El Ceratosaurus se acercó a olfatearlo. Empujó el cuaderno con el hocico y gruñó de nuevo. Luego alzó la cabeza. Sus fosas nasales se abrieron.

Y entonces miró directo hacia ellos.

—No te muevas… no… no respires fuerte —susurró Kiara, temblando, con los ojos cerrados.

El dinosaurio caminó hacia los arbustos. Cada paso era más rápido. Parecía haber identificado calor… movimiento… miedo.

Tomás giró su rostro hacia Leo y le hizo señas con los dedos: Distracción.

Leo asintió, sabiendo que era una locura, pero era mejor que ser atrapados sin intentar nada.

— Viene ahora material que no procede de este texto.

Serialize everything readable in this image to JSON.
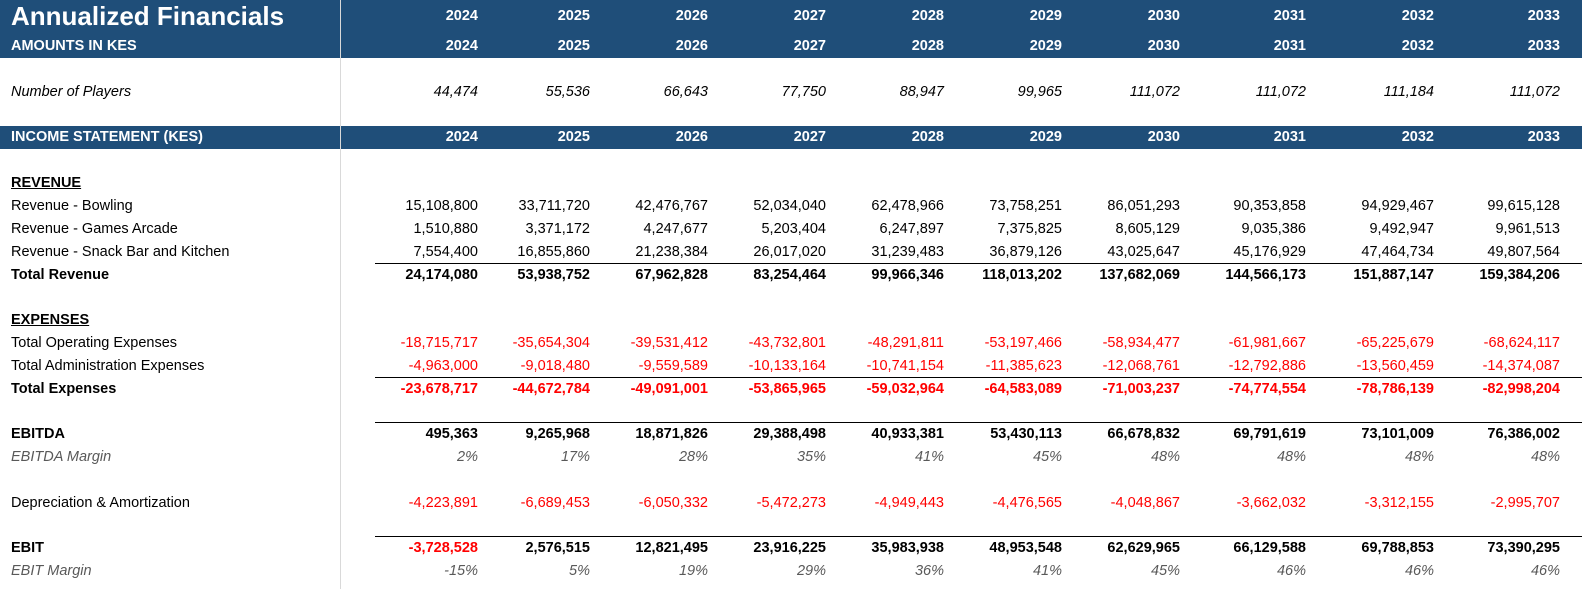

Tomó una piedra y, con fuerza, la lanzó hacia el lado contrario del claro. La roca golpeó una rama con un ruido seco. El Ceratosaurus giró su cabeza, su cuerpo entero en alerta. Otro rugido. Luego, se dirigió al ruido.

—¡Ahora! —gritó Leo.

El grupo se levantó de golpe y corrió en dirección opuesta, zigzagueando entre arbustos y raíces. El rugido del dinosaurio retumbó detrás de ellos, y la persecución comenzó.

Maya tropezó, pero Dario la levantó al instante. Se escuchaban árboles crujir, hojas agitadas, un cuerpo enorme abriéndose paso con violencia.

Leo vio una formación rocosa más adelante, una especie de pequeña cueva natural.

—¡Allí! ¡Entremos!

Uno por uno se metieron dentro, con el cuerpo raspado por ramas y espinas. Kiara fue la última en entrar justo cuando el Ceratosaurus llegó al lugar. Gruñó con fuerza, golpeó una de las rocas con la cabeza, pero no logró entrar.

Estaban a salvo… por ahora.

La criatura rugió una última vez antes de alejarse con furia, frustrada.

El silencio regresó. Solo se escuchaban respiraciones agitadas y un par de sollozos contenidos.

—Eso… fue… demasiado cerca —dijo Maya entre jadeos.

—Nos salvamos —añadió Tomás, aunque no sonaba convencido.

—¿Y si regresa? —preguntó Kiara.

—No regresará… no si no tiene algo que rastrear —afirmó Dario—. La fogata fue un error. No más fuego. Al menos no hasta estar seguros de que no hay depredadores cerca.

Leo asintió. Se sentó al fondo de la cueva, observando la oscuridad que los envolvía.

—Mañana, al amanecer… seguimos moviéndonos. Esta isla está viva… y nos quiere muertos.